Activision unveiled the pricing for Call of Duty: Modern Warfare 2, five seconds later a lot of tea and cake was spit and splattered over PC monitors in Britain.
The RRP of Infinity Ward’s sequel is GBP 54.99, just for the standard edition. A sign of things to come? Publishers have remained quiet on such a price direction, all except for EA.
”There has been no change in our trade pricing policy and no change in RRP,” publisher EA told Eurogamer. Generally the British gaming public are used to paying more than our cousins in Europe and North America - but now discontent is beginning to stir.
Activision blame the weak £ to € exchange rate and the rise in development costs for videogames, so naturally the British will pick up the tab for publishing giants.

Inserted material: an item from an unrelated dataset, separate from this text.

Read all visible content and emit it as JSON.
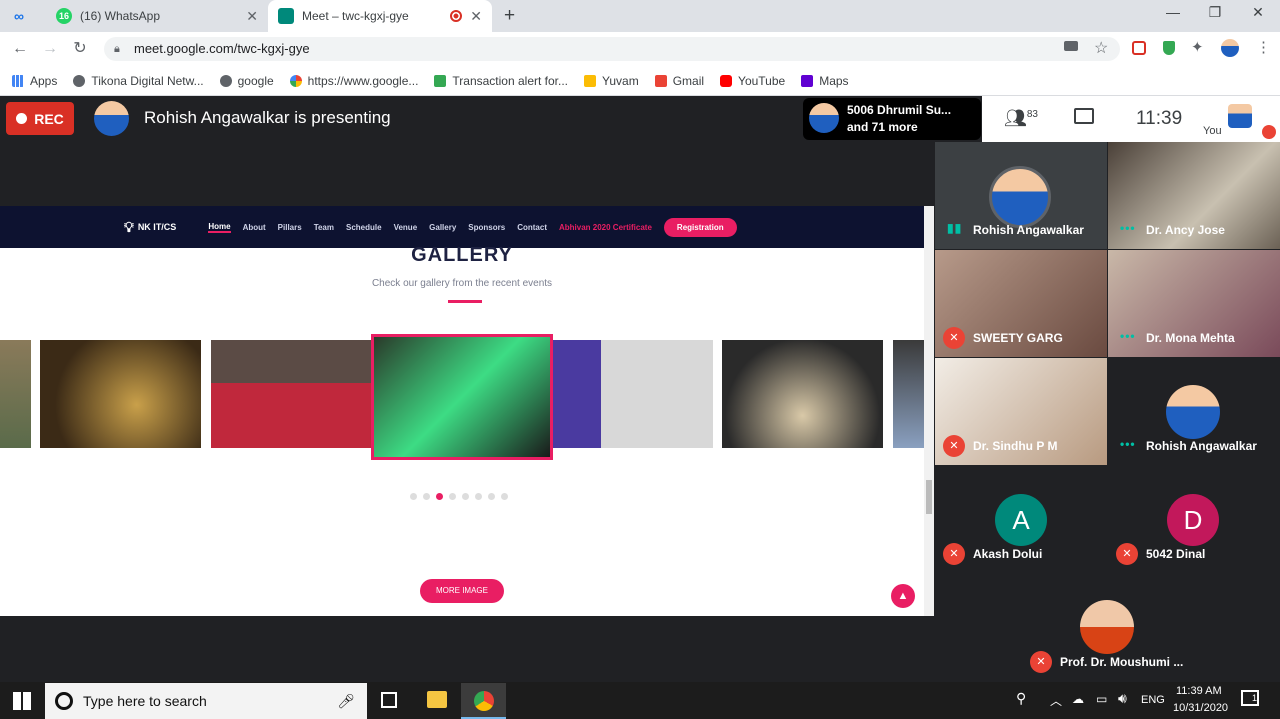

”You can’t continue to trade as normal when the biggest territory in Europe has seen cost of goods increase by 30 per cent due to the strengthening of the Euro. Publishers somehow need to offset this drastic increase in costs,” said THQ’s Ian Curran to MCV.

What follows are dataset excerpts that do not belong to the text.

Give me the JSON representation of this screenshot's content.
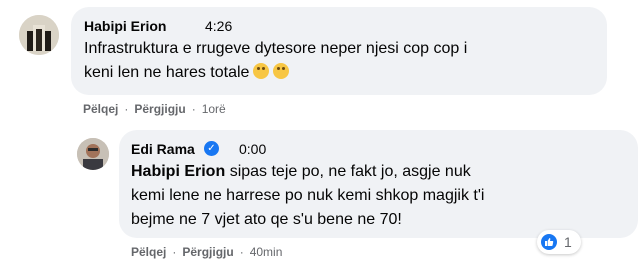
{
  "comments": [
    {
      "author": "Habipi Erion",
      "time": "4:26",
      "text_line1": "Infrastruktura e rrugeve dytesore neper njesi cop cop i",
      "text_line2": "keni len ne hares totale",
      "emojis": [
        "upside-down-face",
        "upside-down-face"
      ],
      "actions": {
        "like": "Pëlqej",
        "reply": "Përgjigju",
        "age": "1orë"
      }
    },
    {
      "author": "Edi Rama",
      "verified": true,
      "time": "0:00",
      "mention": "Habipi Erion",
      "text_line1": "sipas teje po, ne fakt jo, asgje nuk",
      "text_line2": "kemi lene ne harrese po nuk kemi shkop magjik t'i",
      "text_line3": "bejme ne 7 vjet ato qe s'u bene ne 70!",
      "actions": {
        "like": "Pëlqej",
        "reply": "Përgjigju",
        "age": "40min"
      },
      "reactions": {
        "type": "like",
        "count": "1"
      }
    }
  ],
  "colors": {
    "bubble": "#f0f2f5",
    "accent": "#1877f2",
    "secondary_text": "#65676b"
  }
}
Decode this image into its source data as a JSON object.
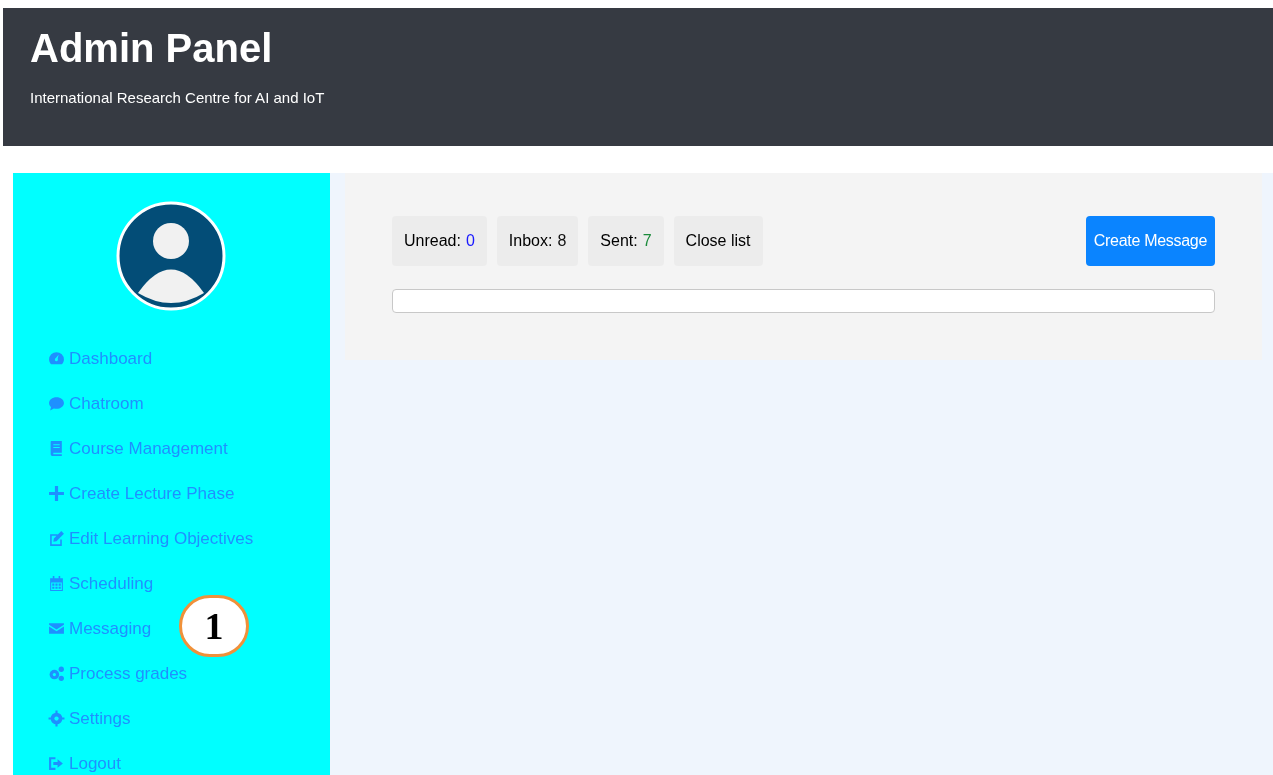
{
  "header": {
    "title": "Admin Panel",
    "subtitle": "International Research Centre for AI and IoT"
  },
  "sidebar": {
    "items": [
      {
        "label": "Dashboard"
      },
      {
        "label": "Chatroom"
      },
      {
        "label": "Course Management"
      },
      {
        "label": "Create Lecture Phase"
      },
      {
        "label": "Edit Learning Objectives"
      },
      {
        "label": "Scheduling"
      },
      {
        "label": "Messaging"
      },
      {
        "label": "Process grades"
      },
      {
        "label": "Settings"
      },
      {
        "label": "Logout"
      }
    ]
  },
  "callout": {
    "label": "1"
  },
  "counters": [
    {
      "label": "Unread:",
      "count": "0",
      "color": "#1a1aff"
    },
    {
      "label": "Inbox:",
      "count": "8",
      "color": "#111111"
    },
    {
      "label": "Sent:",
      "count": "7",
      "color": "#1a8a3a"
    }
  ],
  "close_button": "Close list",
  "create_button": "Create Message"
}
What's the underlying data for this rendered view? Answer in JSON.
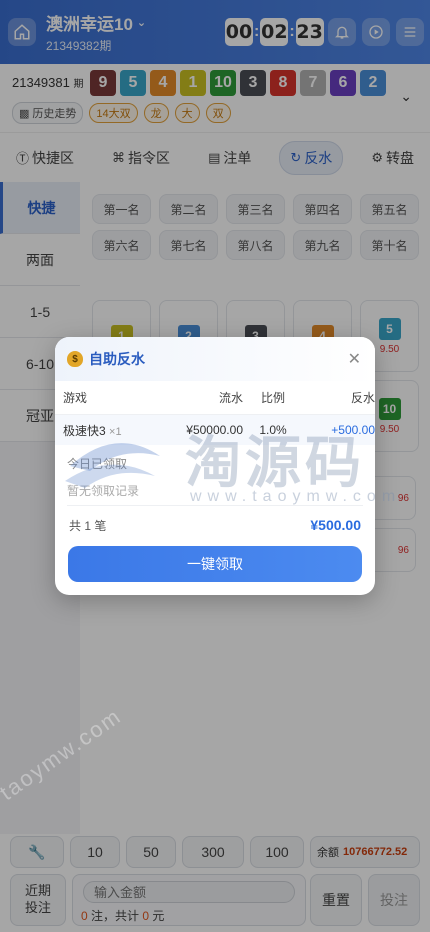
{
  "header": {
    "title": "澳洲幸运10",
    "period": "21349382期",
    "timer": [
      "00",
      "02",
      "23"
    ],
    "icons": [
      "home-icon",
      "bell-icon",
      "play-icon",
      "menu-icon"
    ]
  },
  "result": {
    "period": "21349381",
    "period_suffix": "期",
    "balls": [
      {
        "n": "9",
        "color": "#7a3a3a"
      },
      {
        "n": "5",
        "color": "#3aa7c9"
      },
      {
        "n": "4",
        "color": "#e48a28"
      },
      {
        "n": "1",
        "color": "#c9c123"
      },
      {
        "n": "10",
        "color": "#2e9b3a"
      },
      {
        "n": "3",
        "color": "#4a4e55"
      },
      {
        "n": "8",
        "color": "#d8342c"
      },
      {
        "n": "7",
        "color": "#b3b3b3"
      },
      {
        "n": "6",
        "color": "#6a3fc2"
      },
      {
        "n": "2",
        "color": "#4b8fd9"
      }
    ],
    "history_label": "历史走势",
    "tags": [
      "14大双",
      "龙",
      "大",
      "双"
    ]
  },
  "nav": {
    "items": [
      {
        "label": "快捷区",
        "icon": "dollar-icon"
      },
      {
        "label": "指令区",
        "icon": "command-icon"
      },
      {
        "label": "注单",
        "icon": "document-icon"
      },
      {
        "label": "反水",
        "icon": "refresh-icon"
      },
      {
        "label": "转盘",
        "icon": "wheel-icon"
      }
    ]
  },
  "leftmenu": [
    "快捷",
    "两面",
    "1-5",
    "6-10",
    "冠亚"
  ],
  "ranks": [
    "第一名",
    "第二名",
    "第三名",
    "第四名",
    "第五名",
    "第六名",
    "第七名",
    "第八名",
    "第九名",
    "第十名"
  ],
  "numbers": [
    {
      "n": "1",
      "color": "#c9c123"
    },
    {
      "n": "2",
      "color": "#4b8fd9"
    },
    {
      "n": "3",
      "color": "#4a4e55"
    },
    {
      "n": "4",
      "color": "#e48a28"
    },
    {
      "n": "5",
      "color": "#3aa7c9",
      "odds": "9.50"
    },
    {
      "n": "10",
      "color": "#2e9b3a",
      "odds": "9.50"
    }
  ],
  "side_odds": [
    "96",
    "96"
  ],
  "modal": {
    "title": "自助反水",
    "columns": [
      "游戏",
      "流水",
      "比例",
      "反水"
    ],
    "row": {
      "game": "极速快3",
      "mult": "×1",
      "flow": "¥50000.00",
      "ratio": "1.0%",
      "rebate": "+500.00"
    },
    "claimed_label": "今日已领取",
    "no_record": "暂无领取记录",
    "total_count": "共 1 笔",
    "total_amount": "¥500.00",
    "claim_button": "一键领取"
  },
  "watermark": {
    "text": "淘源码",
    "url": "www.taoymw.com",
    "url2": "taoymw.com"
  },
  "bottom": {
    "chips": [
      "10",
      "50",
      "300",
      "100"
    ],
    "balance_label": "余额",
    "balance_value": "10766772.52",
    "recent_label": "近期\n投注",
    "amount_placeholder": "输入金额",
    "count": "0",
    "count_label": "注，共计",
    "total": "0",
    "total_unit": "元",
    "reset_label": "重置",
    "bet_label": "投注"
  }
}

”Exchange rates between the Euro and the pound are making it very difficult for publishers to show an acceptable operating margin in the UK,” he added. Curran says he’s ”not surprised” MW2’s price went up, ”and I feel this will continue across more key titles.”
A top bigwig game buyer for one of the UK’s biggest retailers commented: ”A couple of months ago a few publishers mentioned that they were being hammered because of the Euro. To combat this they decided that certain titles would have a higher RRP.”
”You can guess the reception this got from retail. The fundamental problem is that the customer will feel conned that the latest triple triple-A is £50 at retail when last year it was only £40.”
Has your supply of triple-A games gone up in price? Could Activision have been super serious about dropping the PlayStation 3 platform for lack of return after all?